Directed by Stephen Williams, the film deploys not-so-subtle anachronisms and historical liberties to render the costume drama relatable for modern-day viewers. But it’s not obvious enough to call Chevalier postmodern—at least, not in the manner of Broadway’s Hamilton or the relatively more nuanced flourishes in Sofia Coppola’s Marie Antoinette (2006). For instance, each of Weaving’s larger-than-life expressions registers as a twenty-first-century gesture. Harrison, excellent in Luce (2019), also has a bold and daring presence that, quite appropriately for the film’s themes, feels outside of this historical period. While Williams’ direction cannot be called nuanced, he nonetheless underscores how Bologne was a man caught between worlds and, therein, a natural revolutionary. To be sure, after his mother (Ronkẹ Adékoluẹjo) arrives to live with him, she and others from the Black community laugh at him, saying, “You look like a white boy” and calling him a “tourist.” After all, white society will never fully accept him due to France’s Code Noir. 

Williams has spent most of his career in television, with credits including Lost, The Walking Dead, and HBO’s Watchmen. Chevalier marks his first major feature production, and it comes off elegantly. Accompanied by cinematographer Jess Hall, whose camera glides, following characters through French salons, opera stages, and drawing rooms in a manner recalling Martin Scorsese’s The Age of Innocence (1993), Williams delivers a handsome production. John Axelrad’s editing creates digitally bridged sequences that smooth out the abrupt cuts of a montage, making for a fluid visual experience. Oliver Garcia’s costume design recreates convincing gowns and wigs. Elsewhere, the lazy writing distracts. Take when Montalembert disparages art, citing his disdain for paintings of flowers and ponds. It’s probably a reference to Claude Monet, but Monet wouldn’t be born for another 50 years. Not that anyone should watch Chevalier, or any period drama for that matter, as a work of history rather than dramatic entertainment, but some choices are bound to nag at those with knowledge of the period.

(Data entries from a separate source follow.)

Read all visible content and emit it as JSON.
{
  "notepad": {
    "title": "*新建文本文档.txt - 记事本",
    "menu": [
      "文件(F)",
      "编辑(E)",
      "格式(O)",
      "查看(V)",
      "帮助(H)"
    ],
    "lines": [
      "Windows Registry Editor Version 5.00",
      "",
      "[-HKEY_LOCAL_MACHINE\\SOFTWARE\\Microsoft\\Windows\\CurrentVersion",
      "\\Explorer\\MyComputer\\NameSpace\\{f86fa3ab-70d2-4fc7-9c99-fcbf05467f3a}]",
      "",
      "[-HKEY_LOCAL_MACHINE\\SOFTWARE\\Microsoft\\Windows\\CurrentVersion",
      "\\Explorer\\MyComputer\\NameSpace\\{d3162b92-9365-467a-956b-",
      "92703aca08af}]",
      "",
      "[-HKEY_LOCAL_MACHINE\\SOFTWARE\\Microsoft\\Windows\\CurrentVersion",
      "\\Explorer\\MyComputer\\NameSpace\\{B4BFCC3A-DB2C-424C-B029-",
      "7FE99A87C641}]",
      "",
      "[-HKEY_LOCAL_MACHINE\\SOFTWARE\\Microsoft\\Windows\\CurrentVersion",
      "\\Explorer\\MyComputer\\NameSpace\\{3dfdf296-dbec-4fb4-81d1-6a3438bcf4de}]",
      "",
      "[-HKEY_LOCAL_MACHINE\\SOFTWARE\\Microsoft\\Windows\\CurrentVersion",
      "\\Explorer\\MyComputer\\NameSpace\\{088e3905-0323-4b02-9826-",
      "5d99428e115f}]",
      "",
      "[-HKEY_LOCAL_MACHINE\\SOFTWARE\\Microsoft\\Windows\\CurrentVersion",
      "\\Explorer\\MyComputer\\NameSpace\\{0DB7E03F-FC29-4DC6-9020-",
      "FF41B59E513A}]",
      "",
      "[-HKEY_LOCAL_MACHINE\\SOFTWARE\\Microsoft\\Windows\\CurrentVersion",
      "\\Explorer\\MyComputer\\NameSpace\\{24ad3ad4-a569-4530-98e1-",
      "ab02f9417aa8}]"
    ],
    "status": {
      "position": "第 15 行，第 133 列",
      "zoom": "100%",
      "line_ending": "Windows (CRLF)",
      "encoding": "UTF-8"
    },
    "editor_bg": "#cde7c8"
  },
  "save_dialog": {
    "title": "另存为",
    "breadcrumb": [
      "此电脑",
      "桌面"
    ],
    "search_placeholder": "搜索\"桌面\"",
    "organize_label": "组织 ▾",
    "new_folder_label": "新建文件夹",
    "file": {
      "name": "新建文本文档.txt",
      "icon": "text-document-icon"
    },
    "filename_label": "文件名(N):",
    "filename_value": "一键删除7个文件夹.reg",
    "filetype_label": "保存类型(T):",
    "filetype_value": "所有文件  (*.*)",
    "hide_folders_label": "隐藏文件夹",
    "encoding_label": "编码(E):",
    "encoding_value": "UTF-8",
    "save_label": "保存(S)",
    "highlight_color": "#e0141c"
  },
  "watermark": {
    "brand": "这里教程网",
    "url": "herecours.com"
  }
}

Bologne is a decidedly modern figure, setting down his powdered wig in the finale to embrace his mother’s culture with braids. Then he tells the Queen, “Not everything is about you people—that’s the point.” However heavy-handed the film can be about characters who telegraph its themes through their overstated dialogue, the sense of revolution and inclusive history remains impassioned. Even the title indicates a meaningless station with no real power behind it for Bologne, bringing to mind empty progress for people of color in lieu of true equality. Just as these themes begin to engulf the setting, the film ends far too soon, leaving the viewer wanting more about Bologne’s life during the French Revolution. Fortunately, Chevalier is likely to inspire viewers to learn more (hopefully from a book and not, you know, Wikipedia). In its current state, this is underrepresented subject matter presented in a mostly conventional format, and it will probably do some good as an introduction to a sidelined historical figure.